Newton's Third Law of Motion - Law of Reaction
"To every action there is an equal and opposite reaction."
A runner exerts a force against the ground. This creates an equal and opposite
reaction force which moves the body over the ground.
The law of reaction also applies to movements that occur in the air. In these situations the equal and opposite reaction is shown in movements of other parts of the body. A long jumper, for example, will bring the arms and trunk forward in preparation for landing. The equal and opposite reaction is movement of the legs into a good position for landing.
Center of Gravity
Gravity is a force which is always present and is a pulling force in the
direction of the centre of the earth. This force acts on every body through an
imaginary point called the centre of gravity (GG). A solid object like a shot or
discus has its CG in the centre and this is a fixed point.
The human body is a complex and constantly changing shape.
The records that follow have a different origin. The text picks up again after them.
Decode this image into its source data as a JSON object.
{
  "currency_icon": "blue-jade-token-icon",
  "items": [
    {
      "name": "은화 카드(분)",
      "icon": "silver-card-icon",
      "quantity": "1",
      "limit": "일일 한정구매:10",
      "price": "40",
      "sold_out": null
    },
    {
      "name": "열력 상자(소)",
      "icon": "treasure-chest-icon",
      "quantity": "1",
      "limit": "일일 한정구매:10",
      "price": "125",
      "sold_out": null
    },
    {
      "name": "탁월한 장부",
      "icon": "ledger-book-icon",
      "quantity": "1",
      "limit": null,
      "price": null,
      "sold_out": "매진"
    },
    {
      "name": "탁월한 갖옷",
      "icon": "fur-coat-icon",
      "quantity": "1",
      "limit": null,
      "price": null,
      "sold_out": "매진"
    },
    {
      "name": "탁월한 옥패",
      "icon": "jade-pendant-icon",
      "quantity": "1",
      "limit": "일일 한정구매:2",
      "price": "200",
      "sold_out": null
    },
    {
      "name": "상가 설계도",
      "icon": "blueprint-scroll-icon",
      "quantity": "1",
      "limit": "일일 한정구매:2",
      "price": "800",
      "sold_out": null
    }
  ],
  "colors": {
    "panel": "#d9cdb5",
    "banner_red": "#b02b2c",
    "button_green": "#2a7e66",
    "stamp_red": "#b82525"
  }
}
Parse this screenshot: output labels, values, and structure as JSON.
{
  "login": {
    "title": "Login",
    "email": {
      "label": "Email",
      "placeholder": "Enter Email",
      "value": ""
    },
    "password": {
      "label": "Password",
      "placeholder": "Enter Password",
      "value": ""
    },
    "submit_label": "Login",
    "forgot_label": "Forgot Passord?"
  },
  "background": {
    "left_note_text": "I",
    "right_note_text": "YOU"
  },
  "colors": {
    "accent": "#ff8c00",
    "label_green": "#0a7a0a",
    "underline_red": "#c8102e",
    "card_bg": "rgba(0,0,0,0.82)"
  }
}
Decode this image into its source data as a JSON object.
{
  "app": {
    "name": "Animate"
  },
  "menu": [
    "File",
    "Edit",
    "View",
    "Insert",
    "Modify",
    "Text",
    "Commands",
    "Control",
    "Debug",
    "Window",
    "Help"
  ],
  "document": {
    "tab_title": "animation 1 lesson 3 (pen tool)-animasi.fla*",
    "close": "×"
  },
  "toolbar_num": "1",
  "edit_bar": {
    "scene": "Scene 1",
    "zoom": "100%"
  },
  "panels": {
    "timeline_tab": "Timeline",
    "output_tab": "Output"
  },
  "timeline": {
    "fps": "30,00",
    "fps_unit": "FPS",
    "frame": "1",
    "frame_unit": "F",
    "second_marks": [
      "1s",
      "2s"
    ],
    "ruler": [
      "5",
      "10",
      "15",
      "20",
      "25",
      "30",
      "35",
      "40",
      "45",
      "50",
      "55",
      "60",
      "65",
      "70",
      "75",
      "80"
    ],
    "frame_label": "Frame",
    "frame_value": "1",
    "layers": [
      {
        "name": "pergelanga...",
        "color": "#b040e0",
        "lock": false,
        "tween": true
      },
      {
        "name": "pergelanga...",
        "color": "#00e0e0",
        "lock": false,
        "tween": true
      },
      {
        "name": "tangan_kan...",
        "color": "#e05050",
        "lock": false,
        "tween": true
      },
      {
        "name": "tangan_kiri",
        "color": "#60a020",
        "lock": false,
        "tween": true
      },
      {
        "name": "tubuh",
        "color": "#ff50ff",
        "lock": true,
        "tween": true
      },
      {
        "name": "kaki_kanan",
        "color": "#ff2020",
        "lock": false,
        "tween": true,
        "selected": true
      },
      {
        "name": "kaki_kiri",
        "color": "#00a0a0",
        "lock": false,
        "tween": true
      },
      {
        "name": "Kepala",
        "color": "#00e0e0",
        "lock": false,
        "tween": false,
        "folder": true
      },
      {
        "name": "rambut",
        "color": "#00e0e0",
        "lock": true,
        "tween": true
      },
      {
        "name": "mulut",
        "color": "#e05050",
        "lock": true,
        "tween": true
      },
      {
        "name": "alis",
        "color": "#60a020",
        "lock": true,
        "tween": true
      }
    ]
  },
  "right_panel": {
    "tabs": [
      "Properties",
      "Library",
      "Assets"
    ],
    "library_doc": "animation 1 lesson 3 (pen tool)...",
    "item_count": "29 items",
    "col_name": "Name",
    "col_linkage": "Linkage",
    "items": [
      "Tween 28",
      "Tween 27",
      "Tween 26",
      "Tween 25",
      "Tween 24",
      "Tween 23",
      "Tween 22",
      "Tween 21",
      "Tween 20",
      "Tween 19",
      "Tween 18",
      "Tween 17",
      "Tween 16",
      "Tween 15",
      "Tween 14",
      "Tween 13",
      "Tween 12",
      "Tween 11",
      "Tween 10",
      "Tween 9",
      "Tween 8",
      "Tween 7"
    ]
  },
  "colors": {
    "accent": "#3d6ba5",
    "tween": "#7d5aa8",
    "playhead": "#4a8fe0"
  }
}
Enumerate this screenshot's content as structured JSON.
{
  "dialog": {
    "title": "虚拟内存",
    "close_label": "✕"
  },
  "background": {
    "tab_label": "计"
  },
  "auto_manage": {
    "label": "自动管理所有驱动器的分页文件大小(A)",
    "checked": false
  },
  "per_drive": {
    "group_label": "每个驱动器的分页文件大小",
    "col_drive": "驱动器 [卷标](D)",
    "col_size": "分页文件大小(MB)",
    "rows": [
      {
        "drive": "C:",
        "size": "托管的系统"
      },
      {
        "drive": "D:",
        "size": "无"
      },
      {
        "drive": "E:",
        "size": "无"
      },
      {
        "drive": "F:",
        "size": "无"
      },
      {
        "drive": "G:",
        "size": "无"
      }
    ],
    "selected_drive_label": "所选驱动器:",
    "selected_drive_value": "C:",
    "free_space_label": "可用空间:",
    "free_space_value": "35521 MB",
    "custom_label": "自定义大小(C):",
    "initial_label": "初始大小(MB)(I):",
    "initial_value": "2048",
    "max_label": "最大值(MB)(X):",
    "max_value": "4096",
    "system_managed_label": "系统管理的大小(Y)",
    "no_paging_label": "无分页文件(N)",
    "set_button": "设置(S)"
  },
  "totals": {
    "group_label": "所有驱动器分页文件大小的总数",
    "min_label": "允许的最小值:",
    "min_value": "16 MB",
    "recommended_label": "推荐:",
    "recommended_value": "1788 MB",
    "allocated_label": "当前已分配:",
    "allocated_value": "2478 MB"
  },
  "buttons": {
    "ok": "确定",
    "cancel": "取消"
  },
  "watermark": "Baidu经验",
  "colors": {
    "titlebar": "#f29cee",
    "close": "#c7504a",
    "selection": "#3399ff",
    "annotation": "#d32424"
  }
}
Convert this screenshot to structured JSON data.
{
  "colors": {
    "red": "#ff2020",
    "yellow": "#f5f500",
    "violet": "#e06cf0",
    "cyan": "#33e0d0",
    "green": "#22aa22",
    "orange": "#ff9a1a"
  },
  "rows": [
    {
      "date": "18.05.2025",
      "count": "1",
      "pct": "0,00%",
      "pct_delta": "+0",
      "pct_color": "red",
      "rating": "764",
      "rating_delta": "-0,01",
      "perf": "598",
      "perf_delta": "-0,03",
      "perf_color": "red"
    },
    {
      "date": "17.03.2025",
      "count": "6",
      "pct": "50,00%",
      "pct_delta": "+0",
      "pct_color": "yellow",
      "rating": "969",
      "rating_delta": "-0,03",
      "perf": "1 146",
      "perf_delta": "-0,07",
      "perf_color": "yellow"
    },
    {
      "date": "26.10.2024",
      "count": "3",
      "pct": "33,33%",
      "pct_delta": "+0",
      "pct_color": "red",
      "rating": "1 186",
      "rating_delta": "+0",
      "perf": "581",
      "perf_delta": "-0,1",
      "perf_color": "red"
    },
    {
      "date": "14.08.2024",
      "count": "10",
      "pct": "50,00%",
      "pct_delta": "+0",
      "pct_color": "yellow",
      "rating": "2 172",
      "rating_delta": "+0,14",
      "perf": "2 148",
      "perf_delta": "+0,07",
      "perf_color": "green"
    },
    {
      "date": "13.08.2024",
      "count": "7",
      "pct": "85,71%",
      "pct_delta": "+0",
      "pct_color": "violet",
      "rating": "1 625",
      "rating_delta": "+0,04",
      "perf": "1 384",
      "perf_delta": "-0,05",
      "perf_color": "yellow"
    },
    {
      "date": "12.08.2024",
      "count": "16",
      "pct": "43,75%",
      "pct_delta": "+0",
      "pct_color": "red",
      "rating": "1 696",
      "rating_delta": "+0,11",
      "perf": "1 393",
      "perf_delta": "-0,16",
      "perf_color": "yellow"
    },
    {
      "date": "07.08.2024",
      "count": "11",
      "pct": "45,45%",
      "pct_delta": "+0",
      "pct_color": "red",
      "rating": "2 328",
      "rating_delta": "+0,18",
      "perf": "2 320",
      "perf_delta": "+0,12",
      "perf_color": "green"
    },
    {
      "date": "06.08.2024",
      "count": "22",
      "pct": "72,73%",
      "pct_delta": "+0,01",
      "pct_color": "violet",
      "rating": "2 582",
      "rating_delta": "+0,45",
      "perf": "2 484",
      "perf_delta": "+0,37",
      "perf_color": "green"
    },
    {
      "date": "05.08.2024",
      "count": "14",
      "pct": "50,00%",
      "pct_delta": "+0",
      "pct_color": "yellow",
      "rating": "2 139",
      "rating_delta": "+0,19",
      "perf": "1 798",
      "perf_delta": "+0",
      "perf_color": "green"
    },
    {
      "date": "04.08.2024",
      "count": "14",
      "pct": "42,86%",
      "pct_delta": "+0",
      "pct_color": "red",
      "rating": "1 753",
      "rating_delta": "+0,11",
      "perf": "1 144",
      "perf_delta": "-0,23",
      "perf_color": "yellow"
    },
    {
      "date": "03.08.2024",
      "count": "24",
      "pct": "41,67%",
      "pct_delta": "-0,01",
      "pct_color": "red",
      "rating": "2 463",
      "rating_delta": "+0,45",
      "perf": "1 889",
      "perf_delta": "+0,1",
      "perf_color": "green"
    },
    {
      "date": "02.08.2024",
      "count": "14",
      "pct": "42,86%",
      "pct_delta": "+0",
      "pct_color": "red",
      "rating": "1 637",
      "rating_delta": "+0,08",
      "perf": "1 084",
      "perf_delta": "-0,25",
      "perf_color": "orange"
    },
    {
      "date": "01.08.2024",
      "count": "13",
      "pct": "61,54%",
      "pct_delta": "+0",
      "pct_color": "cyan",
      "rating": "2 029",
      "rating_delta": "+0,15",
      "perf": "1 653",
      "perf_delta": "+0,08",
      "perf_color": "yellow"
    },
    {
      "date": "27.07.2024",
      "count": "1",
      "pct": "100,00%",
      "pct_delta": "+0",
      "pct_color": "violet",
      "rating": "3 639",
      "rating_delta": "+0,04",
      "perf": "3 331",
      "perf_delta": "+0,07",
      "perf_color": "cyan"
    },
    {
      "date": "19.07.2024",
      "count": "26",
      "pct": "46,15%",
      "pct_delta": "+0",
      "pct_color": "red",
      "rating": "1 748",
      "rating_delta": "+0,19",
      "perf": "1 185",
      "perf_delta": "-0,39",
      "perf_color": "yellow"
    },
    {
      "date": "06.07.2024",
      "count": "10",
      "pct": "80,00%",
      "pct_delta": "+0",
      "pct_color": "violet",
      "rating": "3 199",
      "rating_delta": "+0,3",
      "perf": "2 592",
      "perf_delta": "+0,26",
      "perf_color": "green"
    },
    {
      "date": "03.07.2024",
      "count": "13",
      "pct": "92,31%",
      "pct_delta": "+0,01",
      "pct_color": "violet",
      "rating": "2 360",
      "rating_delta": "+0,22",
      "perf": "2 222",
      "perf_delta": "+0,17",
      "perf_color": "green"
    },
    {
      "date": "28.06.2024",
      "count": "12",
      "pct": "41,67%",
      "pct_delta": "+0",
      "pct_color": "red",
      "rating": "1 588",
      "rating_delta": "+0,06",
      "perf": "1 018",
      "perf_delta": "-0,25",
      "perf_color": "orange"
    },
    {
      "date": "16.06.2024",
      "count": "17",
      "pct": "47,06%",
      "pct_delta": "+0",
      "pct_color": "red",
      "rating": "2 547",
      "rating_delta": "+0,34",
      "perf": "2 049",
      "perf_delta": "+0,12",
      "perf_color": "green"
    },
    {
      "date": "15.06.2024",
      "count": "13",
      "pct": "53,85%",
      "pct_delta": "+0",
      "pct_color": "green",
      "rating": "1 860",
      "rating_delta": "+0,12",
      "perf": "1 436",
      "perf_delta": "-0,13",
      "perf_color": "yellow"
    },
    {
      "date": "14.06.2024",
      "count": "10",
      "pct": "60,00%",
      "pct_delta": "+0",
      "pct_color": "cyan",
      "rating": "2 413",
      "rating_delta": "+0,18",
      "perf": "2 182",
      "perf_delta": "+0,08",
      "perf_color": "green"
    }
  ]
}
The centre of gravity
now moves according to the positioning of the body and limbs. The CG may be
inside the body, for example, when standing or it may be outside the body as in
the pole vault and flop high jump bar clearances.
When an athlete launches himself or an object into flight gravity will act as a force pulling the athlete or object towards the ground. The flight path of the centre of gravity of a body is a curve called a parabola. The parabolic flight path depends on three factors:
● Speed of take off or release
● Angle of take off or release
● Height of the athlete's CG at take off, or CG of implement at release
Of these, the speed of an athlete at take off, or of an implement at release, is the most important factor. Greater speed means greater distance achieved. Air resistance can also affect the distance travelled by an athlete or implement.
All the principles of movement are based on how forces are made by the athlete
or how they act on the athlete's body. They may appear complex at first but, as
you learn the basics for each event, biomechanics and an analysis of movement
will become an understandable and usable part of your coaching knowledge helping
to make you a better coach.